Peter Pan

Do You Have Peter Pan Syndrome?

What is Peter Pan Syndrome? Do you remember Peter Pan? You know the boy who doesn’t grow up. I mean, who doesn’t want to stay a child forever? Life was easy as a child, less responsibility, more fun, and way fewer worries to consume our days with.

But, as an adult there comes a time when you have to grow up. At some point, you need to take on adult responsibilities and shift your priorities. Sadly, we don’t live in a magical realm where we can remain children forever.   Growing up and shifting priorities is not a smooth transition for everyone. It is for this reason that Psychology has coined the phrase Peter Pan Syndrome to describe the struggle some adults have with this change.

What are some of the characteristics of Peter Pan Syndrome?

  1. Unwillingness to work hard when you aren’t motivated.

    We all know how hard it can be to get things done when you don’t feel like doing something. Unfortunately, being an adult sometimes means doing things you don’t want to do.

  2. Dabbling in many different things.

    Rather than focusing your time on honing one skill, a person who has Peter Pan Syndrome might spend their time trying a bunch of different things because they can’t pinpoint the one skill they want to master.

  3. Aversion to networking.

    Meeting successful people in your chosen field can be challenging, but essential if you want a job or move up in your company. You have to put yourself out there, talk and learn from others.

  4. Focusing on the long shot.

    We are all told to dream big, but at some point, you might need to shift gears from trying to make it big as a musician or a film star and instead focusing on a more realistic area of interest. Maybe instead of trying to be a multi-billionaire rockstar, you become a music teacher.

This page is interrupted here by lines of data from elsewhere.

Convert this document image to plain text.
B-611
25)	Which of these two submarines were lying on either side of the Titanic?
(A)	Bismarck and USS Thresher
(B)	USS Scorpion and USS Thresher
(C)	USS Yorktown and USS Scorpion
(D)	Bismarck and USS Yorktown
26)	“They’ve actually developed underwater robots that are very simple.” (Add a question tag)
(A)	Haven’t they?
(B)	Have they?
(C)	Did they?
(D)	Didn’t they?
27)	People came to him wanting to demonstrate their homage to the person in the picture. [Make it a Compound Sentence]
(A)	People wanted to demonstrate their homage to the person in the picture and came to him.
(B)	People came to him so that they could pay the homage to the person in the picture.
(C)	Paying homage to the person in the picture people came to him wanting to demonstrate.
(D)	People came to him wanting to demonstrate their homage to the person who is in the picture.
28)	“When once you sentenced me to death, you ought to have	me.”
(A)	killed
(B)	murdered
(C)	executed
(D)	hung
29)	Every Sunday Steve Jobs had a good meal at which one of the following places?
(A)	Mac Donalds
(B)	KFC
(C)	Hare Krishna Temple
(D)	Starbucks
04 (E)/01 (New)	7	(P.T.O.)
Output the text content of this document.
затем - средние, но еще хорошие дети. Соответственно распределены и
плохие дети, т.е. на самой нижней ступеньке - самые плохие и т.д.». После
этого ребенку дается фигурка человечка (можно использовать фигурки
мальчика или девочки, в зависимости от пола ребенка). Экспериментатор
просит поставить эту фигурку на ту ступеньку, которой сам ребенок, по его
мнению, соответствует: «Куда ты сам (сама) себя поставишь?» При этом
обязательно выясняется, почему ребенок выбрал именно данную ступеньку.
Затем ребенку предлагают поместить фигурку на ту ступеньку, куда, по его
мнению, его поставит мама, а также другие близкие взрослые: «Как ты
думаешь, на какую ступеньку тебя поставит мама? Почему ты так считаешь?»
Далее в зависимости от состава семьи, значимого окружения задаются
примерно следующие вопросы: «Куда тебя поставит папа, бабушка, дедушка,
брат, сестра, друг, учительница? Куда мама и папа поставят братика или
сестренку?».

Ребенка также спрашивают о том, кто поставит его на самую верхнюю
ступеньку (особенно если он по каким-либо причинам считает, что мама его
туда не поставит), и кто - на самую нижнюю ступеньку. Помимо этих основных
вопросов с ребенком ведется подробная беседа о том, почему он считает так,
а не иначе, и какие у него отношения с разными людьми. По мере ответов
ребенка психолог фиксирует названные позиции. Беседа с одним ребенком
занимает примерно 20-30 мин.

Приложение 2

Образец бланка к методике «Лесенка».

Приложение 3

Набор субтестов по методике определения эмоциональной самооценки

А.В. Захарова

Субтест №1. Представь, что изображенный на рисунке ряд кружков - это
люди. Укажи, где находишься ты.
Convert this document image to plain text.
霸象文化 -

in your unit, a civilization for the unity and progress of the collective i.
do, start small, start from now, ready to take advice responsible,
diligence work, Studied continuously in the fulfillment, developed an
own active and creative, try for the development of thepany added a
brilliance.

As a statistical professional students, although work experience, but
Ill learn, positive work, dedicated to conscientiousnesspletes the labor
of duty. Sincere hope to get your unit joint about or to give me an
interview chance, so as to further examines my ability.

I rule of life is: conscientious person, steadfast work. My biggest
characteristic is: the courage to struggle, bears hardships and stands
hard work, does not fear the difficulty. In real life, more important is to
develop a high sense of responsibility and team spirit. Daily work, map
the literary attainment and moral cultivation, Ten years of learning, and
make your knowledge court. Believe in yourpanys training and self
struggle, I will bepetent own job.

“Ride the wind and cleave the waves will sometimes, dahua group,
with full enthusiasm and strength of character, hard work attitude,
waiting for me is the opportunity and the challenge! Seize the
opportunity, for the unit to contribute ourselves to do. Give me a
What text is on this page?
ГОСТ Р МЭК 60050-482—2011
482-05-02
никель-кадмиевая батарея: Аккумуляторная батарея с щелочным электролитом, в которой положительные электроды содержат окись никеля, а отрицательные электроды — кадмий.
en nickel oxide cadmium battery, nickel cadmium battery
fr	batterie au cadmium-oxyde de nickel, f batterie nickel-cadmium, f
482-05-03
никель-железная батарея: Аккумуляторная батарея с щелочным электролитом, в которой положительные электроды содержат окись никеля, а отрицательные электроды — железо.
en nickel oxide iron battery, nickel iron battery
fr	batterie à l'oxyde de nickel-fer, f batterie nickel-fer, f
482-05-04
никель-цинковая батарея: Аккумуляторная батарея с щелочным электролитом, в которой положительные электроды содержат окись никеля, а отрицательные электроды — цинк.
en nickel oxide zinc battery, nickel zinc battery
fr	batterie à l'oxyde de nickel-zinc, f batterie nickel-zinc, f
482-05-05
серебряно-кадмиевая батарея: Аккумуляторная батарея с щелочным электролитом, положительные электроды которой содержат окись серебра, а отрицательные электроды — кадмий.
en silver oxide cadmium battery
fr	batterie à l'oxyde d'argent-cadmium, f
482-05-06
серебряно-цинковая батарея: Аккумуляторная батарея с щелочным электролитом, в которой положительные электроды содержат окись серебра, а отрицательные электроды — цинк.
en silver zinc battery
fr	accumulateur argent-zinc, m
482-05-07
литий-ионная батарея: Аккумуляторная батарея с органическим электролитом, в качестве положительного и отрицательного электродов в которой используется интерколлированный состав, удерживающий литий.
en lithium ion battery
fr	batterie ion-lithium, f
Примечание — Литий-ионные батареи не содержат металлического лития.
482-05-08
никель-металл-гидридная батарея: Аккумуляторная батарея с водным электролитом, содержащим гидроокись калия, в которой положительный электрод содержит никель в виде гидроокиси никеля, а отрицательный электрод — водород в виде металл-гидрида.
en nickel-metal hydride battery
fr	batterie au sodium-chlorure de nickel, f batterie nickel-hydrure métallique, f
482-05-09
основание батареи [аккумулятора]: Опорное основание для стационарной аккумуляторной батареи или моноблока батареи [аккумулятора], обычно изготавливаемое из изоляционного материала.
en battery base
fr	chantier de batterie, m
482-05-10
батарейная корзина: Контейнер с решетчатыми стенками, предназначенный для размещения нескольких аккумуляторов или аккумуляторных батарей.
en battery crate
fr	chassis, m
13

Or instead of focusing all your energy on being a successful actor, teach a theatre class.

  5. Abusing alcohol and drugs.

    These types of behaviors while often linked to addiction or other mental health conditions, can make finding and keeping a successful job difficult. It can make adulting that much harder to do.

  6. Blaming your failure on an external source.

    Often, those having difficulty growing up don’t want to accept that they aren’t successful in their careers because they aren’t motivated to try. Instead, they tend to blame it on something their parents, spouse, or former employer did or said. The truth of the matter is some people have come from war, hunger, poverty, abuse and have come out successful. It is all about finding the motivation to go after the life you want.

If you identify with one or more of these characteristics, you should consider speaking with a licensed mental health professional, life coach, or career counselor who can provide guidance. The first thing you should realize is that in order to be successful in a career you will have to grow up – no matter how hard that may seem. If that is challenging for you, there are tools that can help. Anyone can succeed in life and career, it will just take some willingness to make changes.